Enabling Ultra‐Narrow‐Band Deep‐Blue Light‐Emitting Diode Via Trapping Injected Holes by Carbon Dots

Abstract Narrow‐band deep‐blue light‐emitting diodes (LEDs) (CIE y coordinate<0.08, full width at half maximum (FWHM)<20 nm) are important for the next generation of LED‐based displays. It remains a significant challenge for the design of narrow‐band deep‐blue emitters. Herein, a new strategy is proposed for constructing narrow‐band deep‐blue LEDs that are not dependent on the narrow‐band deep‐blue emitter, but only need to dope n‐type carbon dots (n‐CDs) in the active emission layer (EML) of the wide‐band blue LEDs. The n‐CDs‐LEDs show an ultra‐narrow deep‐blue emission at 430 nm with the color coordinates of (0.15, 0.04) and the FWHM of 19 nm. Wherein the EML is constructed by doping n‐CDs in Poly(9,9‐dioctylfluorene‐co‐N‐(4‐butylphenyl) diphenylamine) (TFB), which neither changes the band structure of TFB nor produces new energy levels.
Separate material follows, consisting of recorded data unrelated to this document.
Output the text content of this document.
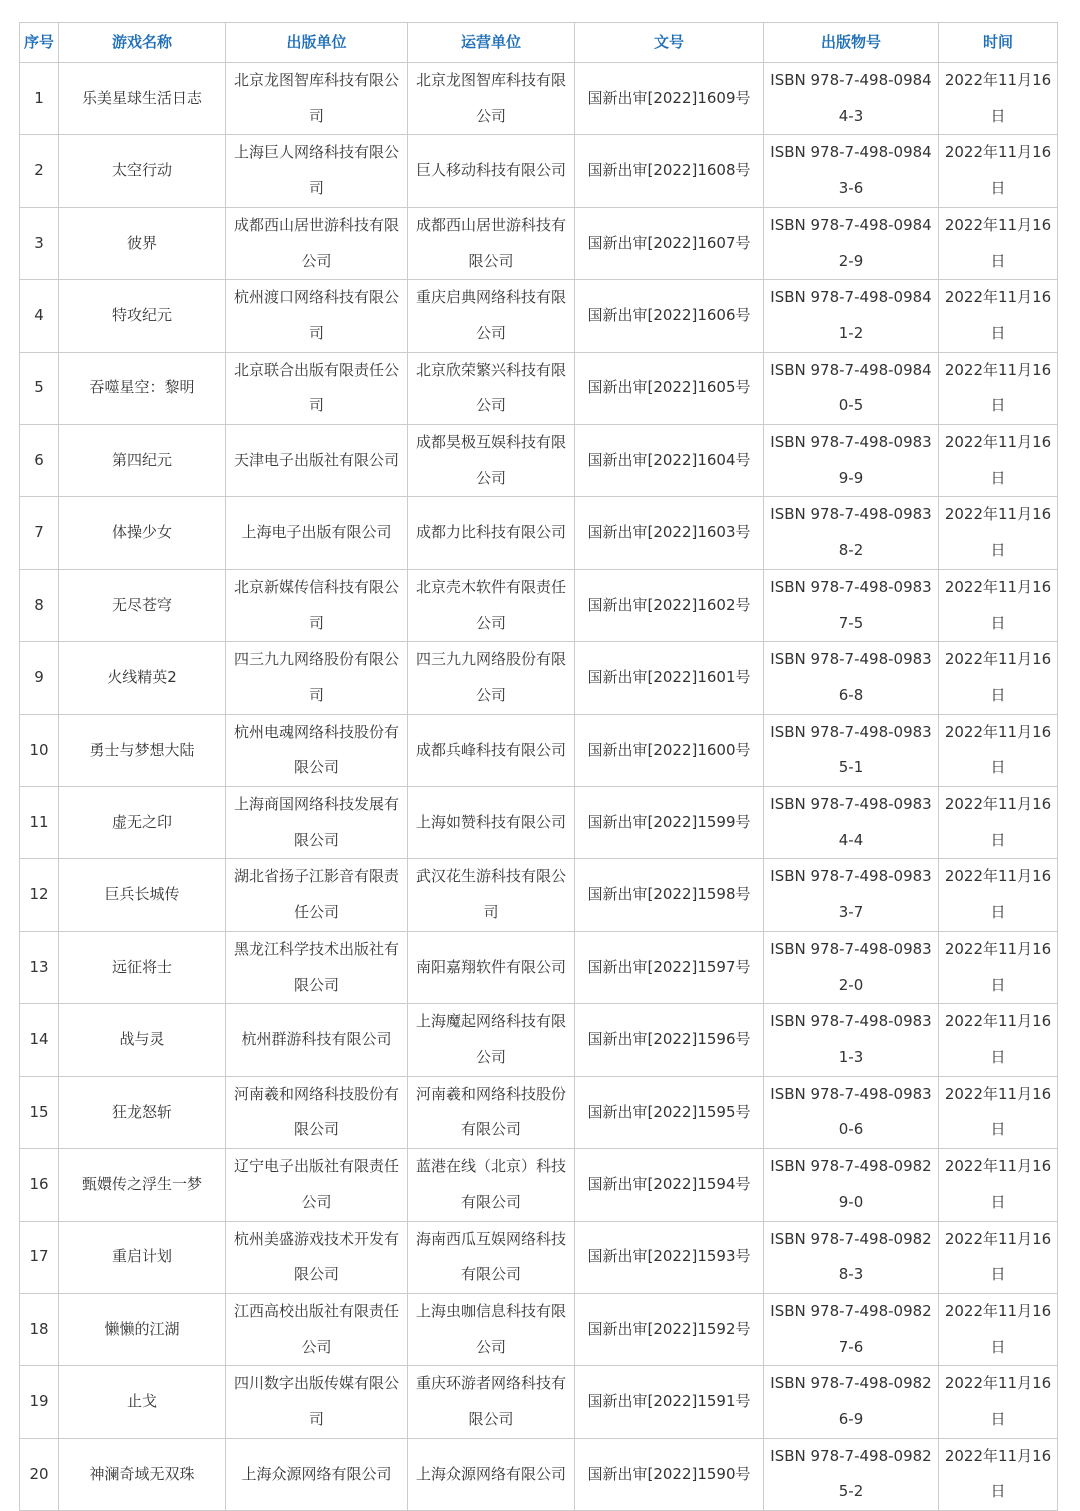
序号	游戏名称	出版单位	运营单位	文号	出版物号	时间
1	乐美星球生活日志	北京龙图智库科技有限公司	北京龙图智库科技有限公司	国新出审[2022]1609号	ISBN 978-7-498-09844-3	2022年11月16日
2	太空行动	上海巨人网络科技有限公司	巨人移动科技有限公司	国新出审[2022]1608号	ISBN 978-7-498-09843-6	2022年11月16日
3	彼界	成都西山居世游科技有限公司	成都西山居世游科技有限公司	国新出审[2022]1607号	ISBN 978-7-498-09842-9	2022年11月16日
4	特攻纪元	杭州渡口网络科技有限公司	重庆启典网络科技有限公司	国新出审[2022]1606号	ISBN 978-7-498-09841-2	2022年11月16日
5	吞噬星空：黎明	北京联合出版有限责任公司	北京欣荣繁兴科技有限公司	国新出审[2022]1605号	ISBN 978-7-498-09840-5	2022年11月16日
6	第四纪元	天津电子出版社有限公司	成都昊极互娱科技有限公司	国新出审[2022]1604号	ISBN 978-7-498-09839-9	2022年11月16日
7	体操少女	上海电子出版有限公司	成都力比科技有限公司	国新出审[2022]1603号	ISBN 978-7-498-09838-2	2022年11月16日
8	无尽苍穹	北京新媒传信科技有限公司	北京壳木软件有限责任公司	国新出审[2022]1602号	ISBN 978-7-498-09837-5	2022年11月16日
9	火线精英2	四三九九网络股份有限公司	四三九九网络股份有限公司	国新出审[2022]1601号	ISBN 978-7-498-09836-8	2022年11月16日
10	勇士与梦想大陆	杭州电魂网络科技股份有限公司	成都兵峰科技有限公司	国新出审[2022]1600号	ISBN 978-7-498-09835-1	2022年11月16日
11	虚无之印	上海商国网络科技发展有限公司	上海如赞科技有限公司	国新出审[2022]1599号	ISBN 978-7-498-09834-4	2022年11月16日
12	巨兵长城传	湖北省扬子江影音有限责任公司	武汉花生游科技有限公司	国新出审[2022]1598号	ISBN 978-7-498-09833-7	2022年11月16日
13	远征将士	黑龙江科学技术出版社有限公司	南阳嘉翔软件有限公司	国新出审[2022]1597号	ISBN 978-7-498-09832-0	2022年11月16日
14	战与灵	杭州群游科技有限公司	上海魔起网络科技有限公司	国新出审[2022]1596号	ISBN 978-7-498-09831-3	2022年11月16日
15	狂龙怒斩	河南羲和网络科技股份有限公司	河南羲和网络科技股份有限公司	国新出审[2022]1595号	ISBN 978-7-498-09830-6	2022年11月16日
16	甄嬛传之浮生一梦	辽宁电子出版社有限责任公司	蓝港在线（北京）科技有限公司	国新出审[2022]1594号	ISBN 978-7-498-09829-0	2022年11月16日
17	重启计划	杭州美盛游戏技术开发有限公司	海南西瓜互娱网络科技有限公司	国新出审[2022]1593号	ISBN 978-7-498-09828-3	2022年11月16日
18	懒懒的江湖	江西高校出版社有限责任公司	上海虫咖信息科技有限公司	国新出审[2022]1592号	ISBN 978-7-498-09827-6	2022年11月16日
19	止戈	四川数字出版传媒有限公司	重庆环游者网络科技有限公司	国新出审[2022]1591号	ISBN 978-7-498-09826-9	2022年11月16日
20	神澜奇域无双珠	上海众源网络有限公司	上海众源网络有限公司	国新出审[2022]1590号	ISBN 978-7-498-09825-2	2022年11月16日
Transient photovoltage (TPV) and various photoelectrochemical characterizations jointly reveal that n‐CDs can trap holes to realize the carrier injection into a single energy level of TFB and achieve ultra‐narrow deep‐blue light emission. This work provides a brand‐new and simple way to realize the narrow‐band deep‐blue LEDs.